The PCIJ has learned that the US Customs police is now also following leads that Pastrana has been laundering proceeds of his illegal operations by amassing properties in the United States.
But Tomas Syquia, acting director of the Compliance and Enforcement Division of the Philippine Securities and Exchange Commission (SEC), echoes Allan Cantado of the National Bureau of Investigation (NBI) in saying that it is difficult to make a case against boiler room companies because of the inadequacies of local and international laws, and the sheer shortage of official manpower.
Cantado points out, too, that in the Philippines alone, prosecuting agencies should first prove that the company does not really hold a license to deal with securities, and that the transactions really existed for a case involving violations of the Securities Regulations Code to prosper.
"The problem is that the complainants are all foreigners and don’t want to come here (to the Philippines)," he says. "They only send documents. Under our jurisprudence, victims have to physically appear before the fiscal to lodge a formal complaint."
Cantado also does not rule out the possibility that boiler rooms get prior warnings before they are raided, leaving the police with little to show afterwards. "Considering that the syndicate is moneyed," he says, "it’s not totally impossible that they pay off or have paid off insiders to tip them off" whenever a raid was or is going to be conducted.
He suspects this is precisely what happened in an NBI raid of a Makati-based boiler room. Recounts Cantado: "When we came in, the coffee on their office desks was still hot. We found out they had left just minutes ago through the emergency exit at the back door."
Yet in March last year, the Philippine SEC thought it finally had some goods on Pastrana after a raid on 88 Corporate Business Center in Makati. The bust had been conducted after a Saudi national who lost $48,811 to two boiler rooms lodged a formal complaint against the companies that duped him. According to the SEC, the raid on 88 Corporate Business Center established the interlocking relationships of boiler rooms linked with Pastrana: not only were several documents on the illegal stock brokering operations of 21 firms all found in one office, but they also share some names as incorporators.
A month later, the SEC filed a criminal case with the Department of Justice (DoJ) against 21 companies and 14 individuals, including nine foreigners and John/Jane Does believed to be working as brokers or telemarketers. Among those charged with the criminal offense of running an operation that trades securities without a license were Pastrana, Rufina Abad, Noel Galang, Hilda Ronquillo, Greshiela Compendio and British national Gregory P. Barnes.

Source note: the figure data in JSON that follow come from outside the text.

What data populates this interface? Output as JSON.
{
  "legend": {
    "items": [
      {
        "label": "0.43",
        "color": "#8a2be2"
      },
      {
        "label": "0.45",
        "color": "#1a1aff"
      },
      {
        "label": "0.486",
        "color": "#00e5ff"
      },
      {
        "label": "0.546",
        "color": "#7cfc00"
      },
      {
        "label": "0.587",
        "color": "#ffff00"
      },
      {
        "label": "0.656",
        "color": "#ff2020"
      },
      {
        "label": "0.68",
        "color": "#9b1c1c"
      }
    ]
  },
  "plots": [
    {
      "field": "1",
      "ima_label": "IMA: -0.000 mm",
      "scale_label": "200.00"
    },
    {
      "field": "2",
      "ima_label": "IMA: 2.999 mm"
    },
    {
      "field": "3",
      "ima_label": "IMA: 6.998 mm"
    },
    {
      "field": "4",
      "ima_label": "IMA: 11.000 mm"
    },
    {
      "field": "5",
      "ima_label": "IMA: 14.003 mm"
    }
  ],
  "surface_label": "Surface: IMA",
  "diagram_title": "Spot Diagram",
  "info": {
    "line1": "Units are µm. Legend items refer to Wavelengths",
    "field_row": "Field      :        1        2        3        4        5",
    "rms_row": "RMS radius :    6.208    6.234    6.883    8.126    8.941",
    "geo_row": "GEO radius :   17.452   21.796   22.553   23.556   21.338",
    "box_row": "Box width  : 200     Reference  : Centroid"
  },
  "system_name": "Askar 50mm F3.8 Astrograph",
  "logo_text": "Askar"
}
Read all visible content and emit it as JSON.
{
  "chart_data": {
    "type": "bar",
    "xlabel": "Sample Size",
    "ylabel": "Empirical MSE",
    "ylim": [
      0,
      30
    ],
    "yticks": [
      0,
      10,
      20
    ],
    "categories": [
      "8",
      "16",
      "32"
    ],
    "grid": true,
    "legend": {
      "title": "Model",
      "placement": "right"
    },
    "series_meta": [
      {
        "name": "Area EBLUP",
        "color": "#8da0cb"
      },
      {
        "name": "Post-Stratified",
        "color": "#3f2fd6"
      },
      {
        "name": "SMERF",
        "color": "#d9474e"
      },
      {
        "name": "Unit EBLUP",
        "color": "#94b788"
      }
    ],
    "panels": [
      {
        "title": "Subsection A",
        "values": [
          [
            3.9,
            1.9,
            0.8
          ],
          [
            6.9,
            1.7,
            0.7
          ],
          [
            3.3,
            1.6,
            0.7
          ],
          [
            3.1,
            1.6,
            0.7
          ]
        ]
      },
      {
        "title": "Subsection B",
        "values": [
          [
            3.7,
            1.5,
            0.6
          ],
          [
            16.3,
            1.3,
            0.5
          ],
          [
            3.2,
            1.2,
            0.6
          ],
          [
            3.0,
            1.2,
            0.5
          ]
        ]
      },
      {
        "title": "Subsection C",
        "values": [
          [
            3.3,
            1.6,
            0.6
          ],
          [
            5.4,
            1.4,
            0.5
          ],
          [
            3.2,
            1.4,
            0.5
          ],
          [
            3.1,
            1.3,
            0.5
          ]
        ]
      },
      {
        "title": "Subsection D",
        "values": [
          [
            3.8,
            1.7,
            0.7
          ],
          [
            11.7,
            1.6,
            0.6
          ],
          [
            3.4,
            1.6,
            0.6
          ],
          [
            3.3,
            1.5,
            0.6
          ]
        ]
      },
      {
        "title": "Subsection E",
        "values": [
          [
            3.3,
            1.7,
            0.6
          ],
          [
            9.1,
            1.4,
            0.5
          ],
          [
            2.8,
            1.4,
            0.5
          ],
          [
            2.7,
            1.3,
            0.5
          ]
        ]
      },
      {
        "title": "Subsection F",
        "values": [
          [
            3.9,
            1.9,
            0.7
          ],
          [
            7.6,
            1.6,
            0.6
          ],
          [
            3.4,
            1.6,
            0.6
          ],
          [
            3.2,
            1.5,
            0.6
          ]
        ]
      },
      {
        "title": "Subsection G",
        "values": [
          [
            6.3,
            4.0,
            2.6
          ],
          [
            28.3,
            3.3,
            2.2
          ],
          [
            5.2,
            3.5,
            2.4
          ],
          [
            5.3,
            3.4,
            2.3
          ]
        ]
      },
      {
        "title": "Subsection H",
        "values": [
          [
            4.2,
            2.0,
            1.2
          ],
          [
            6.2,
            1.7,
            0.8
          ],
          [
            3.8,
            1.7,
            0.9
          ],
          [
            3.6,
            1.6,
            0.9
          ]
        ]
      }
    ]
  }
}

But Pastrana’s lawyers got an injunction order from the Regional Trial Court of Muntinlupa preventing the SEC, NBI and the Department of Justice (DOJ) from using documents seized from the raid as court evidence. The court ruled that the search warrant used to get the documents was invalid as it violated the legal procedure of stating only one offense. The court also charged the SEC and NBI for contempt after the agencies failed to return the documents within the deadline it imposed.